Though the size of the shelter may have given the men a leg up, stretching emergency supplies that were intended to last just 48 to 96 hours is a feat credited entirely to the resourcefulness of the miners. In addition to rationing their food supply, they fashioned a makeshift water canal by digging for groundwater and siphoning off additional water from the radiators of the machinery. (See the top 10 miraculous rescues.)
Another issue is an unpleasant one. Given the size of the structure, the men are most likely able to keep a distance from the area they chose to use as a makeshift restroom. Still, with the number of men trapped, the risk of a disease like dysentery is significant. Luckily, now that the miners have outside contact, medicine and sanitation materials can be sent into the mine to mitigate some of the concern. So far, only one man has reported having stomach problems.

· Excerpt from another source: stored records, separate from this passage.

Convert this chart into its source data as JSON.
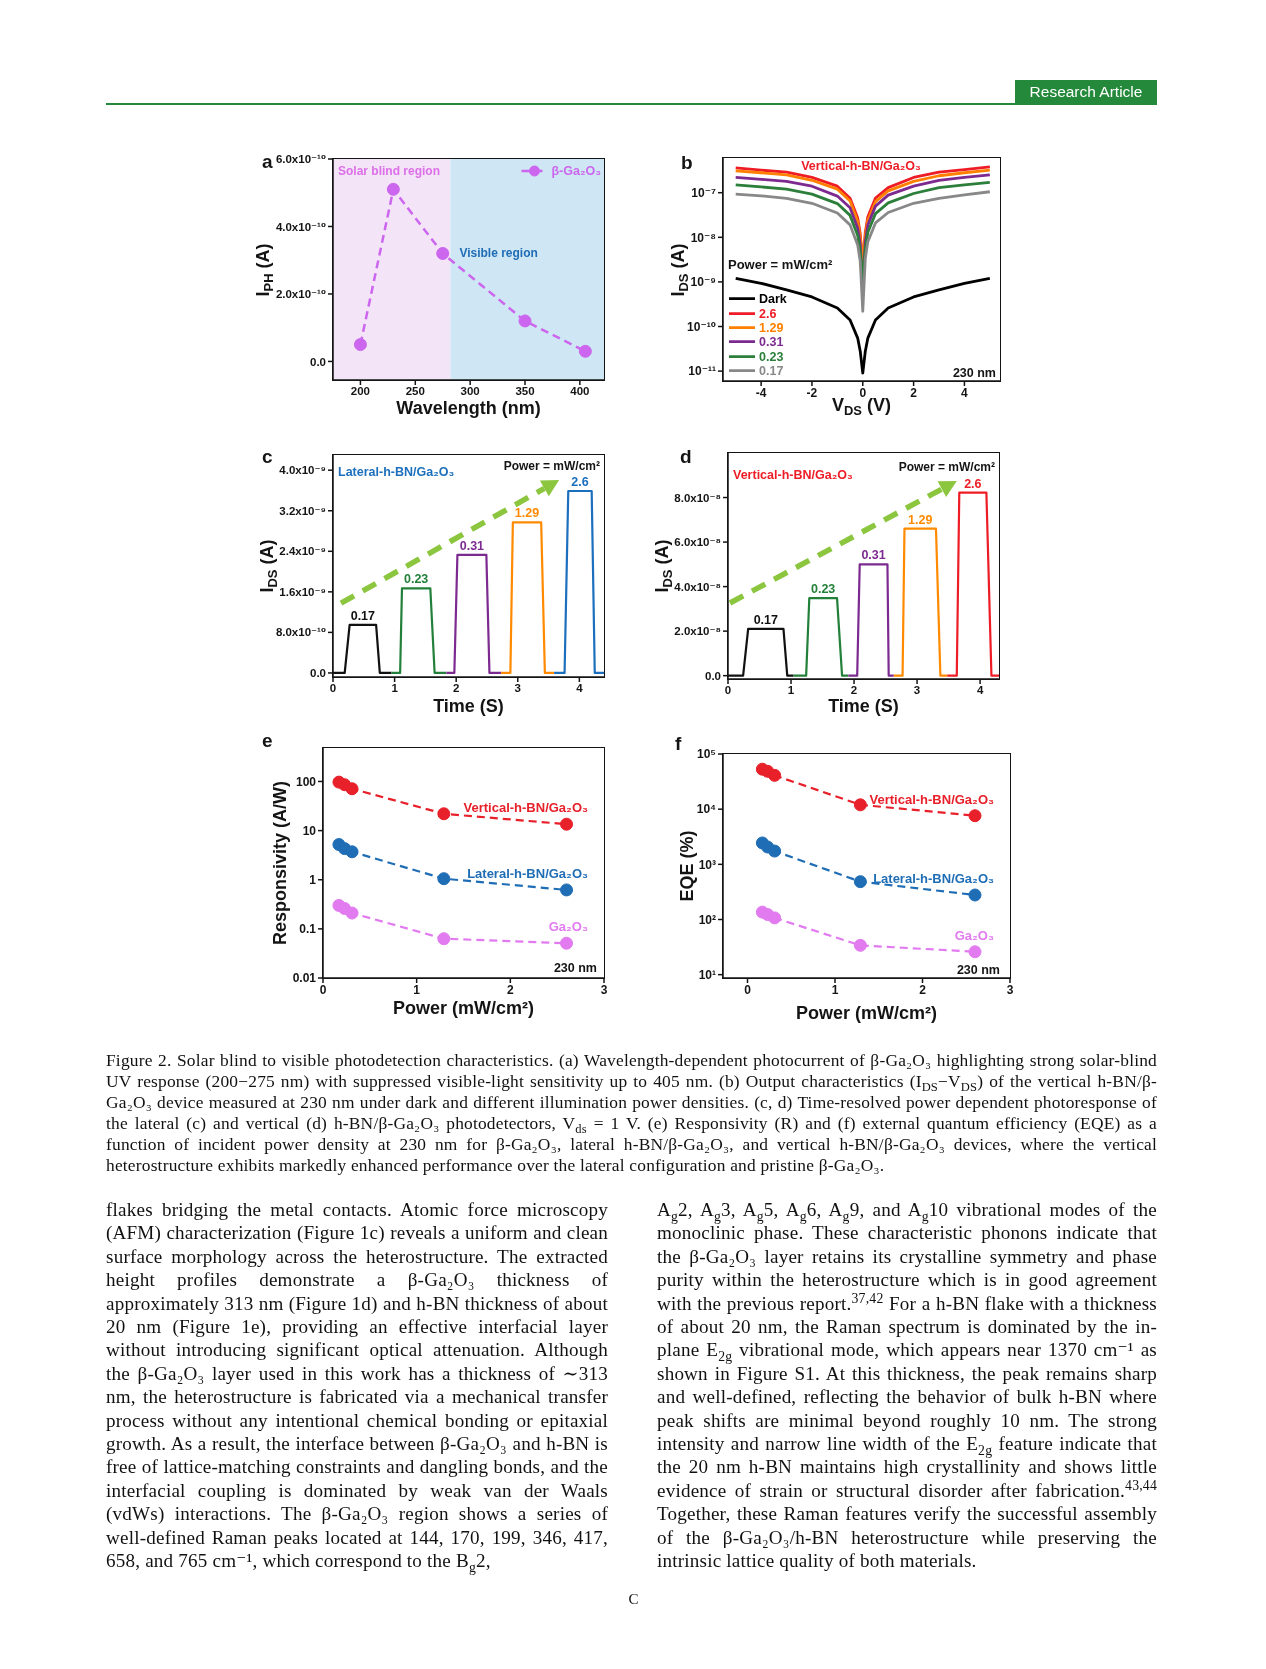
{
  "chart_data": [
    {
      "type": "other",
      "annotations": [
        "Research Article"
      ]
    },
    {
      "type": "line",
      "title": "a",
      "xlabel": "Wavelength (nm)",
      "ylabel": "I$_{PH}$ (A)",
      "x": [
        200,
        230,
        275,
        350,
        405
      ],
      "series": [
        {
          "name": "β-Ga₂O₃",
          "color": "#cc66ee",
          "values": [
            5e-11,
            5.1e-10,
            3.2e-10,
            1.2e-10,
            3e-11
          ]
        }
      ],
      "xlim": [
        175,
        422
      ],
      "xticks": [
        200,
        250,
        300,
        350,
        400
      ],
      "ylim": [
        -5.5e-11,
        6e-10
      ],
      "yticks": [
        {
          "value": 0,
          "label": "0.0"
        },
        {
          "value": 2e-10,
          "label": "2.0x10⁻¹⁰"
        },
        {
          "value": 4e-10,
          "label": "4.0x10⁻¹⁰"
        },
        {
          "value": 6e-10,
          "label": "6.0x10⁻¹⁰"
        }
      ],
      "bands": [
        {
          "axis": "x",
          "from": 175,
          "to": 282,
          "label": "Solar blind region",
          "color": "#f3e4f8"
        },
        {
          "axis": "x",
          "from": 282,
          "to": 422,
          "label": "Visible region",
          "color": "#cfe6f4"
        }
      ],
      "legend": "top right",
      "marker": "circle",
      "line_style": "dashed"
    },
    {
      "type": "line",
      "title": "b",
      "subtitle": "Vertical-h-BN/Ga₂O₃",
      "xlabel": "V$_{DS}$ (V)",
      "ylabel": "I$_{DS}$ (A)",
      "legend_title": "Power = mW/cm²",
      "annotations": [
        "230 nm"
      ],
      "x": [
        -5,
        -4,
        -3,
        -2,
        -1,
        -0.5,
        -0.2,
        -0.1,
        0,
        0.1,
        0.2,
        0.5,
        1,
        2,
        3,
        4,
        5
      ],
      "series": [
        {
          "name": "Dark",
          "color": "#000000",
          "values": [
            1.2e-09,
            9.3e-10,
            6.6e-10,
            4.6e-10,
            2.6e-10,
            1.4e-10,
            5.5e-11,
            2.8e-11,
            9e-12,
            2.8e-11,
            5.5e-11,
            1.4e-10,
            2.6e-10,
            4.6e-10,
            6.6e-10,
            9.3e-10,
            1.2e-09
          ]
        },
        {
          "name": "2.6",
          "color": "#ee1c25",
          "values": [
            3.6e-07,
            3.2e-07,
            2.9e-07,
            2.2e-07,
            1.4e-07,
            7.5e-08,
            2.7e-08,
            1.2e-08,
            2.6e-09,
            1.3e-08,
            2.9e-08,
            7.6e-08,
            1.3e-07,
            2.2e-07,
            2.9e-07,
            3.3e-07,
            3.8e-07
          ]
        },
        {
          "name": "1.29",
          "color": "#ff8000",
          "values": [
            3.1e-07,
            2.8e-07,
            2.5e-07,
            1.9e-07,
            1.2e-07,
            6.5e-08,
            2.3e-08,
            1e-08,
            3.2e-09,
            1.1e-08,
            2.4e-08,
            6.3e-08,
            1.1e-07,
            1.8e-07,
            2.4e-07,
            2.8e-07,
            3.2e-07
          ]
        },
        {
          "name": "0.31",
          "color": "#7d2a90",
          "values": [
            2.2e-07,
            2e-07,
            1.8e-07,
            1.4e-07,
            8.4e-08,
            4.6e-08,
            1.6e-08,
            7e-09,
            7e-10,
            8e-09,
            1.9e-08,
            5e-08,
            8.8e-08,
            1.4e-07,
            1.9e-07,
            2.2e-07,
            2.5e-07
          ]
        },
        {
          "name": "0.23",
          "color": "#2c7f3a",
          "values": [
            1.5e-07,
            1.35e-07,
            1.2e-07,
            9.3e-08,
            5.7e-08,
            3.1e-08,
            1.1e-08,
            4.8e-09,
            1.1e-09,
            5.5e-09,
            1.3e-08,
            3.4e-08,
            5.9e-08,
            9.6e-08,
            1.3e-07,
            1.5e-07,
            1.7e-07
          ]
        },
        {
          "name": "0.17",
          "color": "#888888",
          "values": [
            9.3e-08,
            8.5e-08,
            7.5e-08,
            5.8e-08,
            3.5e-08,
            1.9e-08,
            6.7e-09,
            2.9e-09,
            2.2e-10,
            3.4e-09,
            8e-09,
            2.1e-08,
            3.6e-08,
            5.8e-08,
            7.5e-08,
            8.9e-08,
            1.05e-07
          ]
        }
      ],
      "xlim": [
        -5.5,
        5.4
      ],
      "xticks": [
        -4,
        -2,
        0,
        2,
        4
      ],
      "ylim": [
        6e-12,
        6e-07
      ],
      "yticks": [
        {
          "value": 1e-11,
          "label": "10⁻¹¹"
        },
        {
          "value": 1e-10,
          "label": "10⁻¹⁰"
        },
        {
          "value": 1e-09,
          "label": "10⁻⁹"
        },
        {
          "value": 1e-08,
          "label": "10⁻⁸"
        },
        {
          "value": 1e-07,
          "label": "10⁻⁷"
        }
      ],
      "log": "y",
      "legend": "bottom left"
    },
    {
      "type": "line",
      "title": "c",
      "subtitle": "Lateral-h-BN/Ga₂O₃",
      "xlabel": "Time (S)",
      "ylabel": "I$_{DS}$ (A)",
      "annotations": [
        "Power = mW/cm²"
      ],
      "series": [
        {
          "name": "0.17",
          "color": "#111111",
          "x": [
            0,
            0.19,
            0.27,
            0.7,
            0.76,
            0.95
          ],
          "values": [
            0,
            0,
            9.5e-10,
            9.5e-10,
            0,
            0
          ]
        },
        {
          "name": "0.23",
          "color": "#23803a",
          "x": [
            0.95,
            1.09,
            1.12,
            1.58,
            1.65,
            1.84
          ],
          "values": [
            0,
            0,
            1.67e-09,
            1.67e-09,
            0,
            0
          ]
        },
        {
          "name": "0.31",
          "color": "#7d2a90",
          "x": [
            1.84,
            1.97,
            2.02,
            2.49,
            2.54,
            2.73
          ],
          "values": [
            0,
            0,
            2.33e-09,
            2.33e-09,
            0,
            0
          ]
        },
        {
          "name": "1.29",
          "color": "#ff8a00",
          "x": [
            2.73,
            2.88,
            2.92,
            3.38,
            3.44,
            3.59
          ],
          "values": [
            0,
            0,
            2.97e-09,
            2.97e-09,
            0,
            0
          ]
        },
        {
          "name": "2.6",
          "color": "#1c6fbd",
          "x": [
            3.59,
            3.76,
            3.82,
            4.2,
            4.25,
            4.4
          ],
          "values": [
            0,
            0,
            3.59e-09,
            3.59e-09,
            0,
            0
          ]
        }
      ],
      "xlim": [
        0,
        4.4
      ],
      "xticks": [
        0,
        1,
        2,
        3,
        4
      ],
      "ylim": [
        -8e-11,
        4.3e-09
      ],
      "yticks": [
        {
          "value": 0,
          "label": "0.0"
        },
        {
          "value": 8e-10,
          "label": "8.0x10⁻¹⁰"
        },
        {
          "value": 1.6e-09,
          "label": "1.6x10⁻⁹"
        },
        {
          "value": 2.4e-09,
          "label": "2.4x10⁻⁹"
        },
        {
          "value": 3.2e-09,
          "label": "3.2x10⁻⁹"
        },
        {
          "value": 4e-09,
          "label": "4.0x10⁻⁹"
        }
      ]
    },
    {
      "type": "line",
      "title": "d",
      "subtitle": "Vertical-h-BN/Ga₂O₃",
      "xlabel": "Time (S)",
      "ylabel": "I$_{DS}$ (A)",
      "annotations": [
        "Power = mW/cm²"
      ],
      "series": [
        {
          "name": "0.17",
          "color": "#111111",
          "x": [
            0,
            0.24,
            0.32,
            0.88,
            0.94,
            1.04
          ],
          "values": [
            0,
            0,
            2.1e-08,
            2.1e-08,
            0,
            0
          ]
        },
        {
          "name": "0.23",
          "color": "#23803a",
          "x": [
            1.04,
            1.24,
            1.29,
            1.73,
            1.81,
            1.91
          ],
          "values": [
            0,
            0,
            3.48e-08,
            3.48e-08,
            0,
            0
          ]
        },
        {
          "name": "0.31",
          "color": "#7d2a90",
          "x": [
            1.91,
            2.05,
            2.09,
            2.53,
            2.55,
            2.63
          ],
          "values": [
            0,
            0,
            5e-08,
            5e-08,
            0,
            0
          ]
        },
        {
          "name": "1.29",
          "color": "#ff8a00",
          "x": [
            2.63,
            2.77,
            2.8,
            3.3,
            3.37,
            3.48
          ],
          "values": [
            0,
            0,
            6.6e-08,
            6.6e-08,
            0,
            0
          ]
        },
        {
          "name": "2.6",
          "color": "#ee1c25",
          "x": [
            3.48,
            3.63,
            3.67,
            4.1,
            4.18,
            4.3
          ],
          "values": [
            0,
            0,
            8.22e-08,
            8.22e-08,
            0,
            0
          ]
        }
      ],
      "xlim": [
        0,
        4.3
      ],
      "xticks": [
        0,
        1,
        2,
        3,
        4
      ],
      "ylim": [
        -1.5e-09,
        1e-07
      ],
      "yticks": [
        {
          "value": 0,
          "label": "0.0"
        },
        {
          "value": 2e-08,
          "label": "2.0x10⁻⁸"
        },
        {
          "value": 4e-08,
          "label": "4.0x10⁻⁸"
        },
        {
          "value": 6e-08,
          "label": "6.0x10⁻⁸"
        },
        {
          "value": 8e-08,
          "label": "8.0x10⁻⁸"
        }
      ]
    },
    {
      "type": "line",
      "title": "e",
      "xlabel": "Power (mW/cm²)",
      "ylabel": "Responsivity (A/W)",
      "annotations": [
        "230 nm"
      ],
      "x": [
        0.17,
        0.23,
        0.31,
        1.29,
        2.6
      ],
      "series": [
        {
          "name": "Vertical-h-BN/Ga₂O₃",
          "color": "#e8202a",
          "values": [
            97,
            86,
            71,
            22,
            13.5
          ]
        },
        {
          "name": "Lateral-h-BN/Ga₂O₃",
          "color": "#1f6db5",
          "values": [
            5.2,
            4.3,
            3.7,
            1.05,
            0.62
          ]
        },
        {
          "name": "Ga₂O₃",
          "color": "#e27af0",
          "values": [
            0.3,
            0.26,
            0.21,
            0.063,
            0.051
          ]
        }
      ],
      "xlim": [
        0,
        3
      ],
      "xticks": [
        0,
        1,
        2,
        3
      ],
      "ylim": [
        0.01,
        480
      ],
      "yticks": [
        0.01,
        0.1,
        1,
        10,
        100
      ],
      "log": "y",
      "marker": "circle",
      "line_style": "dashed"
    },
    {
      "type": "line",
      "title": "f",
      "xlabel": "Power (mW/cm²)",
      "ylabel": "EQE (%)",
      "annotations": [
        "230 nm"
      ],
      "x": [
        0.17,
        0.23,
        0.31,
        1.29,
        2.6
      ],
      "series": [
        {
          "name": "Vertical-h-BN/Ga₂O₃",
          "color": "#e8202a",
          "values": [
            53000,
            48500,
            41000,
            12000,
            7600
          ]
        },
        {
          "name": "Lateral-h-BN/Ga₂O₃",
          "color": "#1f6db5",
          "values": [
            2440,
            2060,
            1740,
            485,
            278
          ]
        },
        {
          "name": "Ga₂O₃",
          "color": "#e27af0",
          "values": [
            136,
            123,
            107,
            34,
            26
          ]
        }
      ],
      "xlim": [
        -0.28,
        3
      ],
      "xticks": [
        0,
        1,
        2,
        3
      ],
      "ylim": [
        8.7,
        100000
      ],
      "yticks": [
        {
          "value": 10,
          "label": "10¹"
        },
        {
          "value": 100,
          "label": "10²"
        },
        {
          "value": 1000,
          "label": "10³"
        },
        {
          "value": 10000,
          "label": "10⁴"
        },
        {
          "value": 100000,
          "label": "10⁵"
        }
      ],
      "log": "y",
      "marker": "circle",
      "line_style": "dashed"
    },
    {
      "type": "other",
      "annotations": [
        "Figure 2. Solar blind to visible photodetection characteristics. (a) Wavelength-dependent photocurrent of β-Ga₂O₃ highlighting strong solar-blind UV response (200−275 nm) with suppressed visible-light sensitivity up to 405 nm. (b) Output characteristics (I$_{DS}$−V$_{DS}$) of the vertical h-BN/β-Ga₂O₃ device measured at 230 nm under dark and different illumination power densities. (c, d) Time-resolved power dependent photoresponse of the lateral (c) and vertical (d) h-BN/β-Ga₂O₃ photodetectors, V$_{ds}$ = 1 V. (e) Responsivity (R) and (f) external quantum efficiency (EQE) as a function of incident power density at 230 nm for β-Ga₂O₃, lateral h-BN/β-Ga₂O₃, and vertical h-BN/β-Ga₂O₃ devices, where the vertical heterostructure exhibits markedly enhanced performance over the lateral configuration and pristine β-Ga₂O₃.",
        "flakes bridging the metal contacts. Atomic force microscopy (AFM) characterization (Figure 1c) reveals a uniform and clean surface morphology across the heterostructure. The extracted height profiles demonstrate a β-Ga₂O₃ thickness of approximately 313 nm (Figure 1d) and h-BN thickness of about 20 nm (Figure 1e), providing an effective interfacial layer without introducing significant optical attenuation. Although the β-Ga₂O₃ layer used in this work has a thickness of ∼313 nm, the heterostructure is fabricated via a mechanical transfer process without any intentional chemical bonding or epitaxial growth. As a result, the interface between β-Ga₂O₃ and h-BN is free of lattice-matching constraints and dangling bonds, and the interfacial coupling is dominated by weak van der Waals (vdWs) interactions. The β-Ga₂O₃ region shows a series of well-defined Raman peaks located at 144, 170, 199, 346, 417, 658, and 765 cm⁻¹, which correspond to the B$_{g}$2,",
        "A$_{g}$2, A$_{g}$3, A$_{g}$5, A$_{g}$6, A$_{g}$9, and A$_{g}$10 vibrational modes of the monoclinic phase. These characteristic phonons indicate that the β-Ga₂O₃ layer retains its crystalline symmetry and phase purity within the heterostructure which is in good agreement with the previous report.$^{37,42}$ For a h-BN flake with a thickness of about 20 nm, the Raman spectrum is dominated by the in-plane E$_{2g}$ vibrational mode, which appears near 1370 cm⁻¹ as shown in Figure S1. At this thickness, the peak remains sharp and well-defined, reflecting the behavior of bulk h-BN where peak shifts are minimal beyond roughly 10 nm. The strong intensity and narrow line width of the E$_{2g}$ feature indicate that the 20 nm h-BN maintains high crystallinity and shows little evidence of strain or structural disorder after fabrication.$^{43,44}$ Together, these Raman features verify the successful assembly of the β-Ga₂O₃/h-BN heterostructure while preserving the intrinsic lattice quality of both materials.",
        "C"
      ]
    }
  ]
}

But while food, water and air are the immediate concerns, the weeks spent buried and unsure of rescue undoubtedly cause mental stress. Yet the miners appear to be in good spirits. On Aug. 23 they sang the Chilean national anthem as rescuers sent down oxygen capsules, glucose and rehydration tablets meant to restore their digestive systems. And though the miners have not yet been told it could take as long as four months to bring them to the surface, Chilean President Sebastián Piñera asserts, "They'll come out thin and dirty but whole and strong." But there's no denying that a near-death experience can take a toll, according to Joe Sbaffoni, director of the Pennsylvania Bureau of Mine Safety, who helped secure the 2002 rescue of nine miners who were buried for 78 hours in the Quecreek mine. "There's no question they probably all felt they were going to die," he said. Of the nine Quecreek miners, three returned to work at the mine. Two work above ground. Only one man, Randall Fogle, went back to work underground. He is now the mine foreman. "That situation it changes you," Sbaffoni says.
Now that the miners have been found alive, rescuers have the precarious task of digging them out through solid rock in shaky ground that has already proved vulnerable to collapse. Though the impulse would be to drill down speedily through the rock to reach the men as quickly as possible, doing so could result in the roof collapsing further on the trapped miners. "It's going to have to be done with patience and with prudence," McAteer says. If the rescue goes as hoped and the men are able to reach the surface, they could be home just in time for Christmas. But as McAteer cautions, "We're not home yet." He adds, "And it won't happen without a call to the spiritual leader of us all."